According to the Centers for Disease Control and Prevention (CDC), chlamydia1 and gonorrhea2 are the most commonly documented sexually transmitted diseases (STDs) in the U.S., with chlamydia taking the top spot. Both diseases can appear in sexually active men and women, and display similar symptoms as well, so it's no surprise that people are often confused whether they have gonorrhea or chlamydia.
Both Chlamydia and Gonorrhea Are Caused by Bacteria
Chlamydia and gonorrhea exhibit similar symptoms because both are caused by bacteria, albeit by different strains. The former is caused by the Chlamydia trachomatis strain, and the latter is caused by the Neisseria gonorrhoeae strain. Both strains infect the mucous membranes of your organs, which in this case most often happens to be the sex organs. There are instances where they can manifest in other places as well, such as the rectum and eyes.3,4
One clear indicator of gonorrhea and/or chlamydia in men and women is the presence of a discharge in their sex organs. A burning feeling while urinating and pain in the testicles (for men) and abdominal region (for women) may also develop. Conventional gonorrhea and chlamydia treatment methods typically involve antibiotics.
However, these aren't highly recommended because the bacteria are slowly becoming resistant to the medication.5 As an alternative, you can try an assortment of home remedies known for their powerful antimicrobial properties to help eliminate the bacteria.
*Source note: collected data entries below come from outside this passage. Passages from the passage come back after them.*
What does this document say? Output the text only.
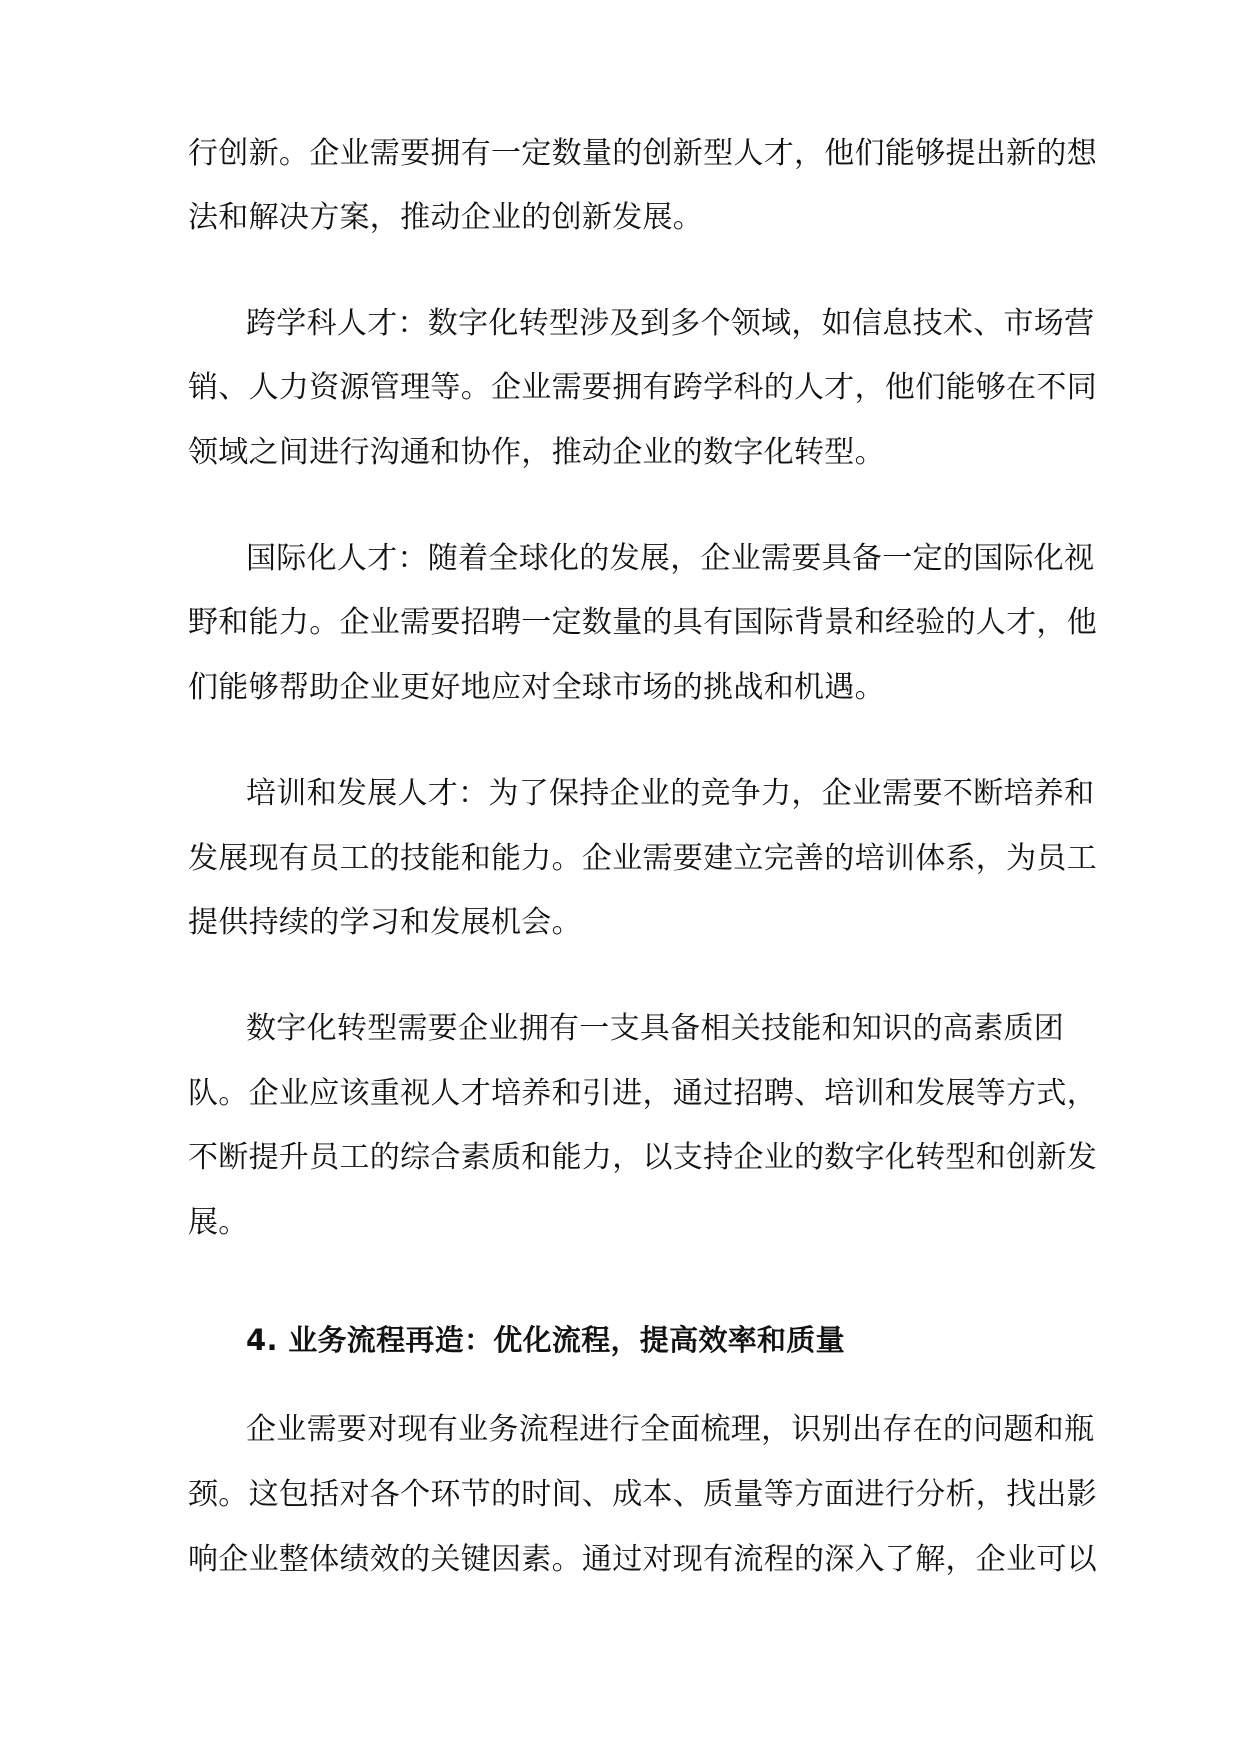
行创新。企业需要拥有一定数量的创新型人才，他们能够提出新的想
法和解决方案，推动企业的创新发展。
跨学科人才：数字化转型涉及到多个领域，如信息技术、市场营
销、人力资源管理等。企业需要拥有跨学科的人才，他们能够在不同
领域之间进行沟通和协作，推动企业的数字化转型。
国际化人才：随着全球化的发展，企业需要具备一定的国际化视
野和能力。企业需要招聘一定数量的具有国际背景和经验的人才，他
们能够帮助企业更好地应对全球市场的挑战和机遇。
培训和发展人才：为了保持企业的竞争力，企业需要不断培养和
发展现有员工的技能和能力。企业需要建立完善的培训体系，为员工
提供持续的学习和发展机会。
数字化转型需要企业拥有一支具备相关技能和知识的高素质团
队。企业应该重视人才培养和引进，通过招聘、培训和发展等方式，
不断提升员工的综合素质和能力，以支持企业的数字化转型和创新发
展。
4. 业务流程再造：优化流程，提高效率和质量
企业需要对现有业务流程进行全面梳理，识别出存在的问题和瓶
颈。这包括对各个环节的时间、成本、质量等方面进行分析，找出影
响企业整体绩效的关键因素。通过对现有流程的深入了解，企业可以
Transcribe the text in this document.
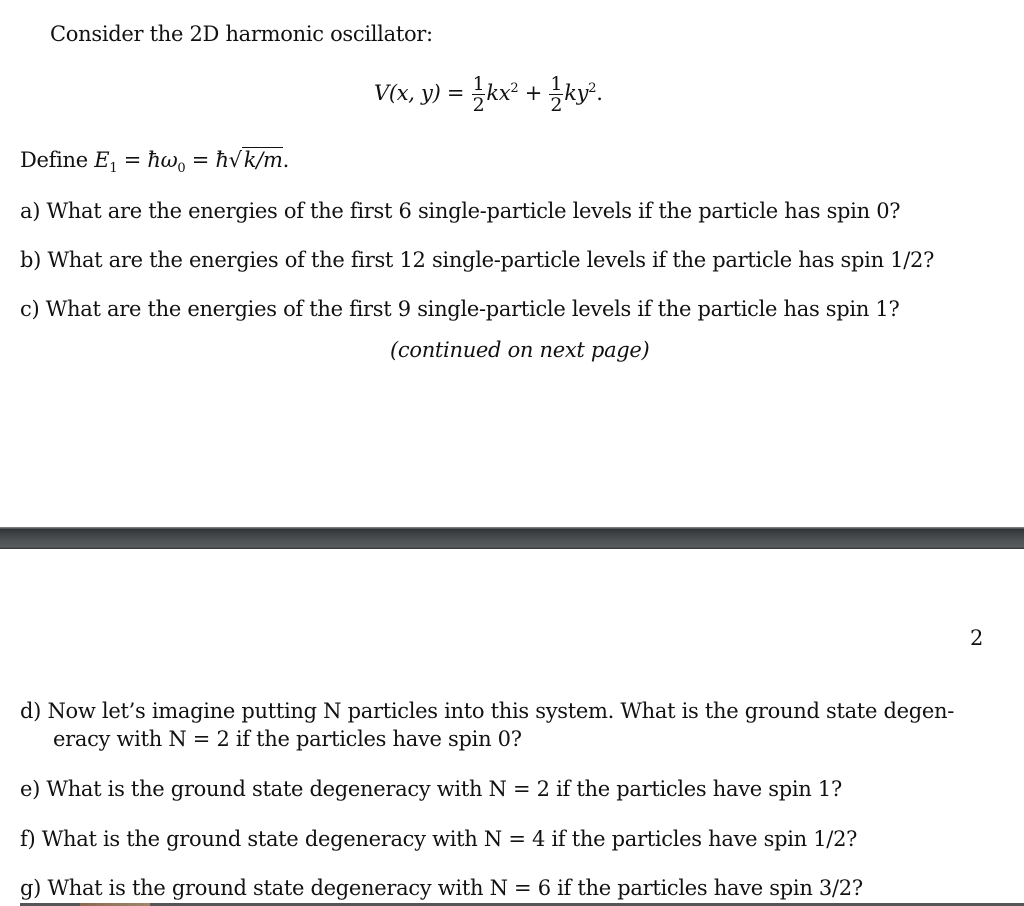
Consider the 2D harmonic oscillator:
V(x, $y) = \frac{1}{2} kx^2 + \frac{1}{2} ky^2$.
Define $E_1$ = $ħ\omega_0$ = ħ√k/m.
a) What are the energies of the first 6 single-particle levels if the particle has spin 0?
b) What are the energies of the first 12 single-particle levels if the particle has spin 1/2?
c) What are the energies of the first 9 single-particle levels if the particle has spin 1?
(continued on next page)
2
d) Now let’s imagine putting N particles into this system. What is the ground state degen-
eracy with N = 2 if the particles have spin 0?
e) What is the ground state degeneracy with N = 2 if the particles have spin 1?
f) What is the ground state degeneracy with N = 4 if the particles have spin 1/2?
g) What is the ground state degeneracy with N = 6 if the particles have spin 3/2?
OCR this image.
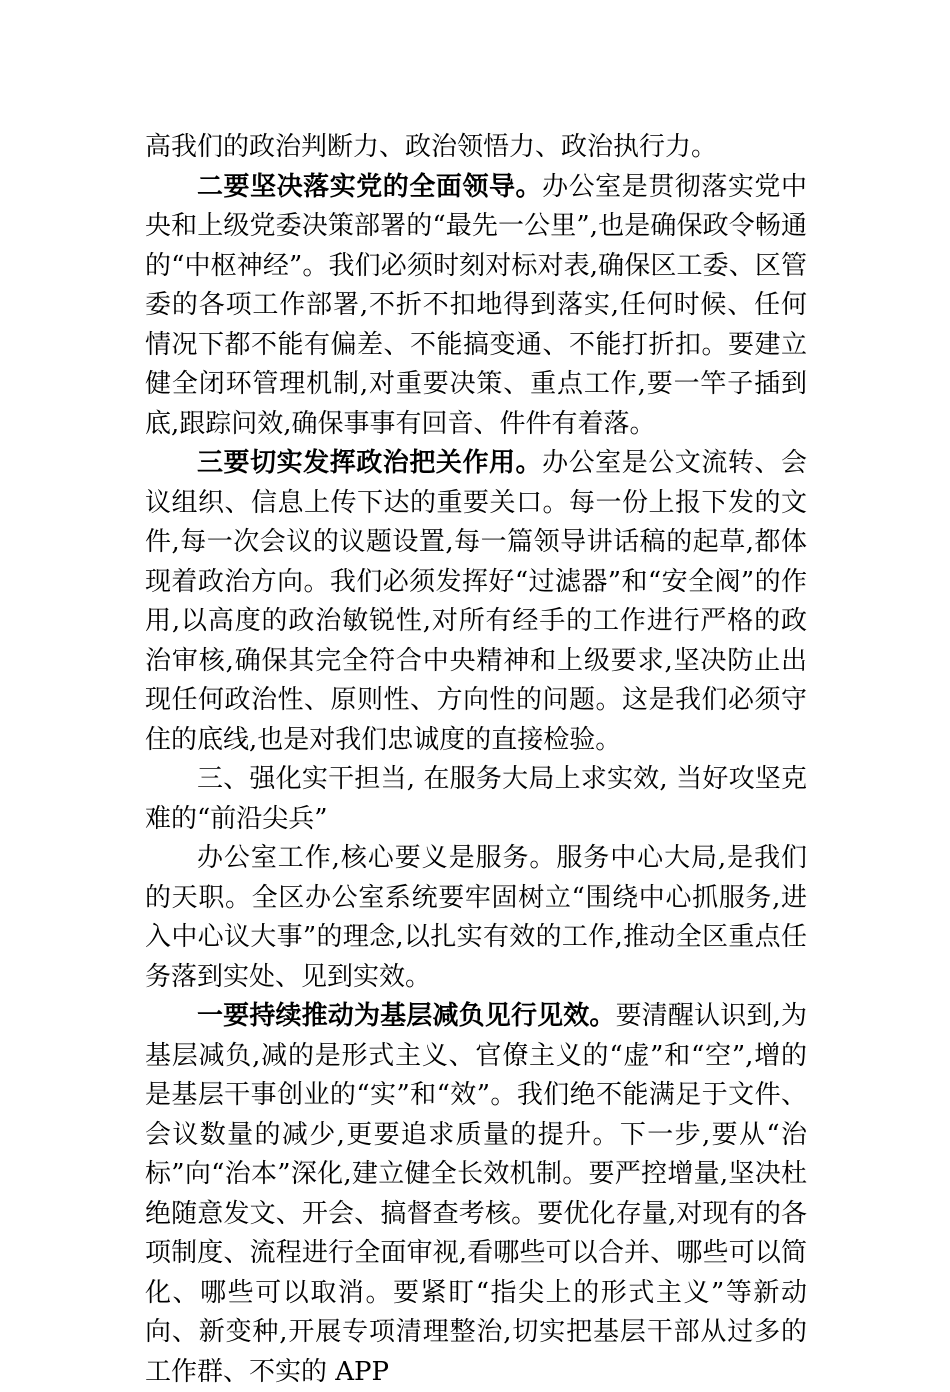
高我们的政治判断力、政治领悟力、政治执行力。

二要坚决落实党的全面领导。办公室是贯彻落实党中央和上级党委决策部署的“最先一公里”,也是确保政令畅通的“中枢神经”。我们必须时刻对标对表,确保区工委、区管委的各项工作部署,不折不扣地得到落实,任何时候、任何情况下都不能有偏差、不能搞变通、不能打折扣。要建立健全闭环管理机制,对重要决策、重点工作,要一竿子插到底,跟踪问效,确保事事有回音、件件有着落。

三要切实发挥政治把关作用。办公室是公文流转、会议组织、信息上传下达的重要关口。每一份上报下发的文件,每一次会议的议题设置,每一篇领导讲话稿的起草,都体现着政治方向。我们必须发挥好“过滤器”和“安全阀”的作用,以高度的政治敏锐性,对所有经手的工作进行严格的政治审核,确保其完全符合中央精神和上级要求,坚决防止出现任何政治性、原则性、方向性的问题。这是我们必须守住的底线,也是对我们忠诚度的直接检验。

三、强化实干担当, 在服务大局上求实效, 当好攻坚克难的“前沿尖兵”

办公室工作,核心要义是服务。服务中心大局,是我们的天职。全区办公室系统要牢固树立“围绕中心抓服务,进入中心议大事”的理念,以扎实有效的工作,推动全区重点任务落到实处、见到实效。

一要持续推动为基层减负见行见效。要清醒认识到,为基层减负,减的是形式主义、官僚主义的“虚”和“空”,增的是基层干事创业的“实”和“效”。我们绝不能满足于文件、会议数量的减少,更要追求质量的提升。下一步,要从“治标”向“治本”深化,建立健全长效机制。要严控增量,坚决杜绝随意发文、开会、搞督查考核。要优化存量,对现有的各项制度、流程进行全面审视,看哪些可以合并、哪些可以简化、哪些可以取消。要紧盯“指尖上的形式主义”等新动向、新变种,开展专项清理整治,切实把基层干部从过多的工作群、不实的 APP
Prevention methods for both diseases are similar. These include practicing safe sex, such as using condoms to help prevent the spread of bacteria. Staying in a monogamous relationship can help reduce your risk of chlamydia and gonorrhea as well.6
Complications Caused by Chlamydia and Gonorrhea
If left untreated, both chlamydia and gonorrhea can seriously affect your ability to bear children. Untreated gonorrhea and chlamydia can cause a man's testicles to become inflamed, leading to a condition called epididymitis. This may affect your ability to produce healthy sperm.
Similarly, women can develop pelvic inflammatory disease (PID), which can damage your fallopian tubes, ovaries and womb. As a result, you may find it difficult to become pregnant and experience chronic abdominal pain. If you do happen to become pregnant, there's a risk it may be an ectopic pregnancy.7
In addition, untreated chlamydia increases a pregnant woman's risk of having a premature birth, miscarriage or stillbirth depending on the circumstances. If you were able to complete the pregnancy cycle and give birth on the expected due date, there's a chance the infant may have a low birth weight.8
Furthermore, infants may be at risk for neonatal conjunctivitis (pink eye). As the baby passes through the birth canal, some of the chlamydial or gonorrheal bacteria may transfer to the eyes, causing them to become inflamed and creating a discharge similar to genital chlamydia or gonorrhea.
What Should You Do When You Spot Symptoms of Chlamydia and Gonorrhea?
When you spot symptoms such as vaginal or penile discharge, don't hesitate to visit your doctor right away. The only clear way you can tell whether you have chlamydia or gonorrhea is through an STD test. Your doctor will be able to isolate what strain of microbes is responsible for your symptoms, which can help dictate the course of your treatment.